Seminar: Graduate Seminar
Self-Supervision and Adaptation for Robust Speech Processing
Speech-processing systems are increasingly deployed in conditions that differ substantially from the data on which they were developed. Domain mismatch, adverse acoustic environments, and unreliable communication channels can all cause significant performance degradation. Addressing these challenges is difficult because collecting labeled data for every new condition is often impractical, and adapting large pretrained models can be computationally expensive while risking the loss of previously learned capabilities. We proposed self-supervision and lightweight adaptation to improve robustness across several speech-processing tasks without relying on extensive annotation or full-system retraining.

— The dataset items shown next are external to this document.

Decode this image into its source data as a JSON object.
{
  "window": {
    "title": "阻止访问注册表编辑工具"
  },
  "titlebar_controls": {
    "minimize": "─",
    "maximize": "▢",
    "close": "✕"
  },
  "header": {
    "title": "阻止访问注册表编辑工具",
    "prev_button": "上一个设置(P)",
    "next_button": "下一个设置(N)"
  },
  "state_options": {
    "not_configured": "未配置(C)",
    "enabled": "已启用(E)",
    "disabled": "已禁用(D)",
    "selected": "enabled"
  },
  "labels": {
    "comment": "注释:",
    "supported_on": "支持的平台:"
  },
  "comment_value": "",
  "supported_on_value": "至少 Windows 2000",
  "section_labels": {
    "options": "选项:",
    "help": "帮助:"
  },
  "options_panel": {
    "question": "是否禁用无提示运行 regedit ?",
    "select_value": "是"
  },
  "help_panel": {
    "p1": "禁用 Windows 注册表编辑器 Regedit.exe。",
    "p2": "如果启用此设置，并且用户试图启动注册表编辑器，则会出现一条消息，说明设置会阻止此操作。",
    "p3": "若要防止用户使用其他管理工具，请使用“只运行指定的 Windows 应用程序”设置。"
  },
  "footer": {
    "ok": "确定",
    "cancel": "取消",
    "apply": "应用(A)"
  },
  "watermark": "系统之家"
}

First, we study speaker diarization without speaker identity labels or diarization annotations. By exploiting temporal structure in unlabeled audio, we learn speaker-discriminative embeddings and use them to build a label-free diarization pipeline. Second, we address packet loss concealment using test-time self-supervision. Instead of treating a pretrained concealment model as fixed, we adapt it on the received portions of the same corrupted signal, using synthetic packet masks to create a training objective without clean references or external data. Third, we improve automatic speech recognition under packet loss, noise, and reverberation while keeping a large pretrained ASR model frozen. A small front-end adaptation network is trained on LibriSpeech-style data to transform corrupted spectra into inputs that are more useful for recognition, and is evaluated across substantially different acoustic domains.

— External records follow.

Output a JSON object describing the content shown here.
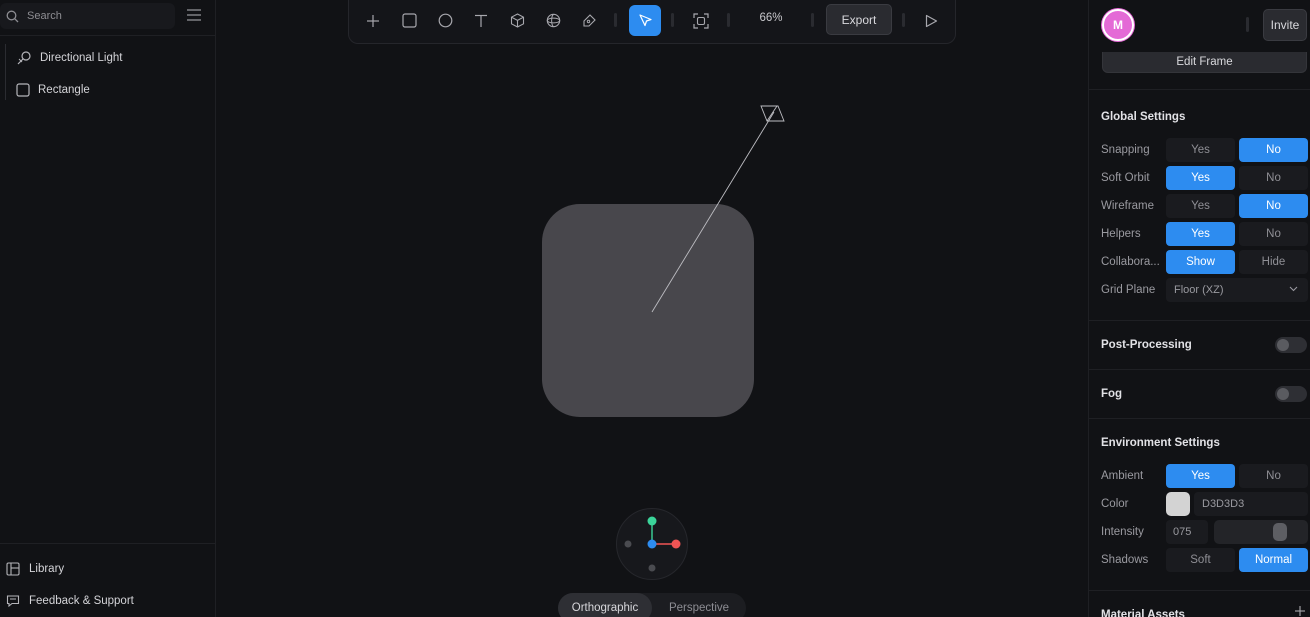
{
  "left": {
    "search_placeholder": "Search",
    "layers": [
      {
        "label": "Directional Light",
        "icon": "directional-light-icon"
      },
      {
        "label": "Rectangle",
        "icon": "rectangle-icon"
      }
    ],
    "bottom": [
      {
        "label": "Library",
        "icon": "library-icon"
      },
      {
        "label": "Feedback & Support",
        "icon": "feedback-icon"
      }
    ]
  },
  "toolbar": {
    "tools": [
      "plus-icon",
      "square-icon",
      "circle-icon",
      "text-icon",
      "cube-icon",
      "globe-icon",
      "pen-icon",
      "pointer-icon",
      "frame-icon",
      "play-icon"
    ],
    "active_tool": "pointer-icon",
    "zoom": "66%",
    "export_label": "Export"
  },
  "canvas": {
    "shape_color": "#48474c",
    "view_modes": [
      "Orthographic",
      "Perspective"
    ],
    "active_view": "Orthographic"
  },
  "right": {
    "avatar_initial": "M",
    "avatar_color": "#e46ad6",
    "invite_label": "Invite",
    "edit_frame_label": "Edit Frame",
    "global_settings": {
      "title": "Global Settings",
      "rows": [
        {
          "label": "Snapping",
          "options": [
            "Yes",
            "No"
          ],
          "selected": 1
        },
        {
          "label": "Soft Orbit",
          "options": [
            "Yes",
            "No"
          ],
          "selected": 0
        },
        {
          "label": "Wireframe",
          "options": [
            "Yes",
            "No"
          ],
          "selected": 1
        },
        {
          "label": "Helpers",
          "options": [
            "Yes",
            "No"
          ],
          "selected": 0
        },
        {
          "label": "Collabora...",
          "options": [
            "Show",
            "Hide"
          ],
          "selected": 0
        }
      ],
      "grid_plane_label": "Grid Plane",
      "grid_plane_value": "Floor (XZ)"
    },
    "post_processing": {
      "title": "Post-Processing",
      "enabled": false
    },
    "fog": {
      "title": "Fog",
      "enabled": false
    },
    "environment": {
      "title": "Environment Settings",
      "ambient_label": "Ambient",
      "ambient_options": [
        "Yes",
        "No"
      ],
      "ambient_selected": 0,
      "color_label": "Color",
      "color_value": "D3D3D3",
      "color_hex": "#d3d3d3",
      "intensity_label": "Intensity",
      "intensity_value": "075",
      "intensity_level": 0.75,
      "shadows_label": "Shadows",
      "shadows_options": [
        "Soft",
        "Normal"
      ],
      "shadows_selected": 1
    },
    "material_assets_title": "Material Assets"
  },
  "colors": {
    "accent": "#2d8cf0",
    "background": "#111215",
    "gizmo_x": "#f05454",
    "gizmo_y": "#3bd49a",
    "gizmo_z": "#2d8cf0"
  }
}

Across these problems, we show the effectiveness of self-supervision and lightweight adaptation in enabling models to learn from unlabeled data and adjust to challenging conditions with minimal additional parameters, demonstrating practical and efficient paths to robustness that reduce the need for labeled data, large-scale retraining, and task-specific model redesign.
Ph.D. student Under the supervision of Prof. Joseph Keshet.